Salto de la cama, tengo que vomitar, tengo que expulsarlo, regurgitarlo, sacarlo de mi organismo o me matará. Tengo que echarlo, pero tengo miedo a que una vez fuera de mí se pierda, entre la neblinosa noche de los sueños, de la imaginación y con el tiempo no sepa recordar, no sepa distinguir realidad de fantasía y ya no pueda recordarte, solo imaginarte.

Tengo que dejarlo fuera pero guardado en algún lugar seguro, protegido como una joya; como una joya antigua, como la corona de una reina que un día gobernó el mundo. Una de belleza inenarrable, de largos cabellos negros, de piel de nácar, de ojos esmeralda. Levantar un museo donde se pueda dar fe de que exististes, de que no fue una fantasía, que no fuistes ningún delirio de viejo loco, de que nos amamos y que un día te tuve, de que te perdí...

Escribir, escribir… vomitar sobre una hoja de papel los recuerdos hechos tinta, palabras que me permitan alejarlos de mi mente pero conservarlos al mismo tiempo, para poder volver una y otra vez como un asesino a la escena del crimen. Sí porque el dolor de hoy será la felicidad de mañana cuando mi cuerpo una vez purgado pueda volver a recorrer su cuerpo, sin sentir el desgarro de tu ausencia. Sin miedo. ¿Será posible? ¿no me estaré engañando?

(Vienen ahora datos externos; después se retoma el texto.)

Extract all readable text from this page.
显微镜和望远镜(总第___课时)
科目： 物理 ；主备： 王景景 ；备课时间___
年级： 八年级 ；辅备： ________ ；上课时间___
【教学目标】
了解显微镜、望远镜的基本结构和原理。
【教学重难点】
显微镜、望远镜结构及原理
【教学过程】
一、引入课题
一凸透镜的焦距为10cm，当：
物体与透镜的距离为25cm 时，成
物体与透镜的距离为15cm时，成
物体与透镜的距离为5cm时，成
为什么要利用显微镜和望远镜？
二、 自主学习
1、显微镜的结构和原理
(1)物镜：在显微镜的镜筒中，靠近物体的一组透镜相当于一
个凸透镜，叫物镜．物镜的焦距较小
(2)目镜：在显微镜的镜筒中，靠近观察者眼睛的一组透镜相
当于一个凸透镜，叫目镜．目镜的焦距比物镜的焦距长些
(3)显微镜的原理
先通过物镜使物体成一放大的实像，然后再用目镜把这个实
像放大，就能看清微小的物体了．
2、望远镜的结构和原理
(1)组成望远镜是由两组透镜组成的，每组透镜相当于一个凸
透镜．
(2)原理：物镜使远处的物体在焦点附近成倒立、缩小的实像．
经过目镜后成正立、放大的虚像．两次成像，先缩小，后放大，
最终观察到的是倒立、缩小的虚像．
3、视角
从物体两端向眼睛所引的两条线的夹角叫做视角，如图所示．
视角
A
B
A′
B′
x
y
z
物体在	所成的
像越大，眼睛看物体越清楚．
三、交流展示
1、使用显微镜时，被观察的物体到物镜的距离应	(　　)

no lo sé pero tampoco tengo otra alternativa. ¡Me duele tanto no poder tenerte!, ¡me duele tanto saber que jamás volveré a probar tus labios!... No sé qué más puedo hacer.

No importa el cómo, ni el cuándo, ni siquiera importa el porqué llegamos hasta esa habitación de hotel. Era un torre de esas que arañan el cielo de la ciudad, en un día donde la luz del sol daba una pátina de brillo irreal a todas las cosas, los colores eran más brillantes y todo parecía de juguete, pues ¿no era aquello un juego?.

Estaba allí mirándome con esas rocas ígneas que tiene por ojos. Ardían en verde, con el verde místico de los fuegos de las minas de Morgul. Estaba hipnotizado por ellos, los tenía fijos en mí, me estudiaban. A esa mirada no se le podía ocultar nada, esos ojos te veían el alma,y al mismo tiempo que te escrutaban, te llamaban, te deseaban, te invitaban a que te acercaras. Yo era como un mosquito y ella era la luz a la que necesitaba imperiosamente acercarme, aunque algo dentro me mí me advirtiera de que no debía, de que podría ser peligroso. Pero cómo resistirme. No, no quería hacerlo ¡Dios! hubiera firmado el contrato de venta de mi alma ante el mismísimo Lucifer si hubiera sido necesario para poder tocarla.


La habitación estaba en penumbra, los cristales ahumados de la ventana actuaban como un portero búlgaro de 2 metros de envergadura y bíceps del tamaño de sandías, ni siquiera el sol entrada libre. Aquello era privado, exclusivo. El vestido negro cayó al suelo como en un espectáculo inverso que comenzara cuando se baja el telón.Y bajo él no había nada más que no fuera ella. Entonces el cuerpo de una diosa griega fue revelado. La blancura y la perfección de la Venus de Milo se deshacían igual que un molde vaciado en yeso ante aquella mujer, ante aquella obra de arte, ante aquel pensamiento de Dios, pues de ninguna carne mortal podría porvenir.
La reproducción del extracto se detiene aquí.